Adult FriendFinder (2016) Breach
Oct 16, 2016
219,950,376 rows
What happened in the Adult FriendFinder (2016) Breach?
DataBreach.com Team · November 30th 2024, 7:00 pm EST
On 16 October 2016, Friend Finder Networks (FFN) - operator of AdultFriendFinder.com, Cams.com, Penthouse.com, Stripshow.com and iCams.com - suffered one of that year’s biggest breaches. Breach-notification service LeakedSource obtained a dump containing 412 million account records, about 339 million of them tied to AdultFriendFinder alone.
What was stolen
Attackers exfiltrated usernames, email addresses, IP logs, spoken-language settings and passwords. Troublingly, 99 percent of passwords were stored either in plain text or with unsalted SHA-1, making them easy to crack. Analysts also uncovered 15 million “deleted” profiles that FFN had never actually removed.
How the intruders got in
Forensic reviews point to a Local File Inclusion (LFI) vulnerability in an FFN web application. Exploiting the flaw let attackers read configuration files and pivot into production databases, siphoning two decades of registrations in one hit.
Scope by the numbers
While 412 million rows were leaked, we counted ≈219 million unique email addresses after deduplication - many users kept multiple profiles and “deleted” rows were still present. The dataset was traded privately on underground forums before landing in public breach-notification services in February 2020.
Immediate fallout
Soon after disclosure, cracked credential lists circulated widely, fuelling credential-stuffing attacks on mainstream sites and a rush of sextortion spam citing AdultFriendFinder membership.
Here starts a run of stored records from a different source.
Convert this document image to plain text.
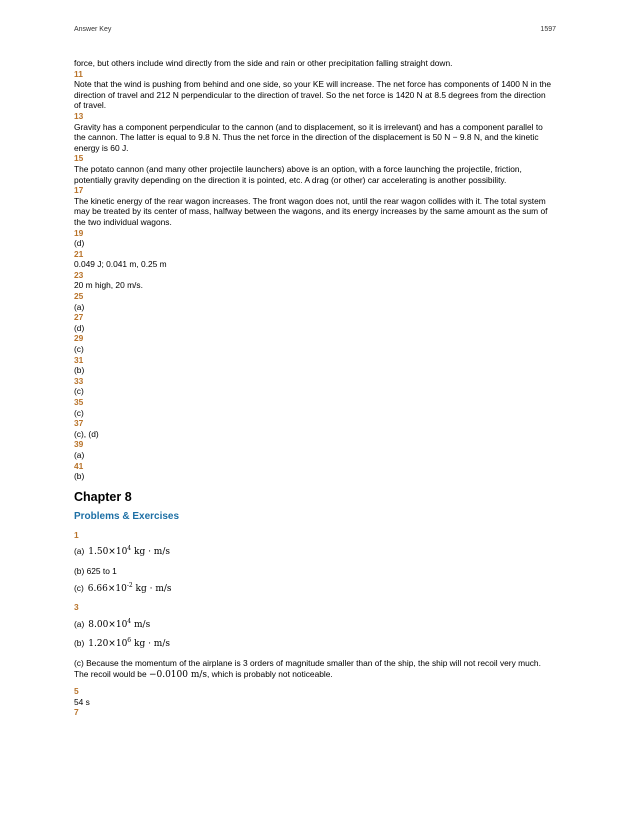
Answer Key	1597

force, but others include wind directly from the side and rain or other precipitation falling straight down.

11

Note that the wind is pushing from behind and one side, so your KE will increase. The net force has components of 1400 N in the direction of travel and 212 N perpendicular to the direction of travel. So the net force is 1420 N at 8.5 degrees from the direction of travel.

13

Gravity has a component perpendicular to the cannon (and to displacement, so it is irrelevant) and has a component parallel to the cannon. The latter is equal to 9.8 N. Thus the net force in the direction of the displacement is 50 N − 9.8 N, and the kinetic energy is 60 J.

15

The potato cannon (and many other projectile launchers) above is an option, with a force launching the projectile, friction, potentially gravity depending on the direction it is pointed, etc. A drag (or other) car accelerating is another possibility.

17

The kinetic energy of the rear wagon increases. The front wagon does not, until the rear wagon collides with it. The total system may be treated by its center of mass, halfway between the wagons, and its energy increases by the same amount as the sum of the two individual wagons.

19

(d)

21

0.049 J; 0.041 m, 0.25 m

23

20 m high, 20 m/s.

25

(a)

27

(d)

29

(c)

31

(b)

33

(c)

35

(c)

37

(c), (d)

39

(a)

41

(b)

Chapter 8
Problems & Exercises
1
(a) $1.50\times 10^4$ kg · m/s

(b) 625 to 1

(c) $6.66\times 10^{-2}$ kg · m/s
3
(a) $8.00\times 10^4$ m/s
(b) $1.20\times 10^6$ kg · m/s

(c) Because the momentum of the airplane is 3 orders of magnitude smaller than of the ship, the ship will not recoil very much. The recoil would be −0.0100 m/s, which is probably not noticeable.

5

54 s

7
Privacy advocates stressed that, unlike retail leaks, the exposure risked blackmail and involuntary outing of users’ sexual preferences.
Company response
FFN said it “immediately engaged external security experts,” forced network-wide password resets and moved new credentials to bcrypt hashing, yet critics argued the steps were reactive and left long-standing patch-management and data-retention issues unresolved.
Ongoing significance
FFN’s public statement on 14 November 2016 confirmed a security investigation but offered no detailed breakdown, leaving customers dependent on researchers for clarity. No payment cards were exposed - billing is outsourced - yet time-stamped IP addresses and login histories gave attackers a granular view of user behaviour.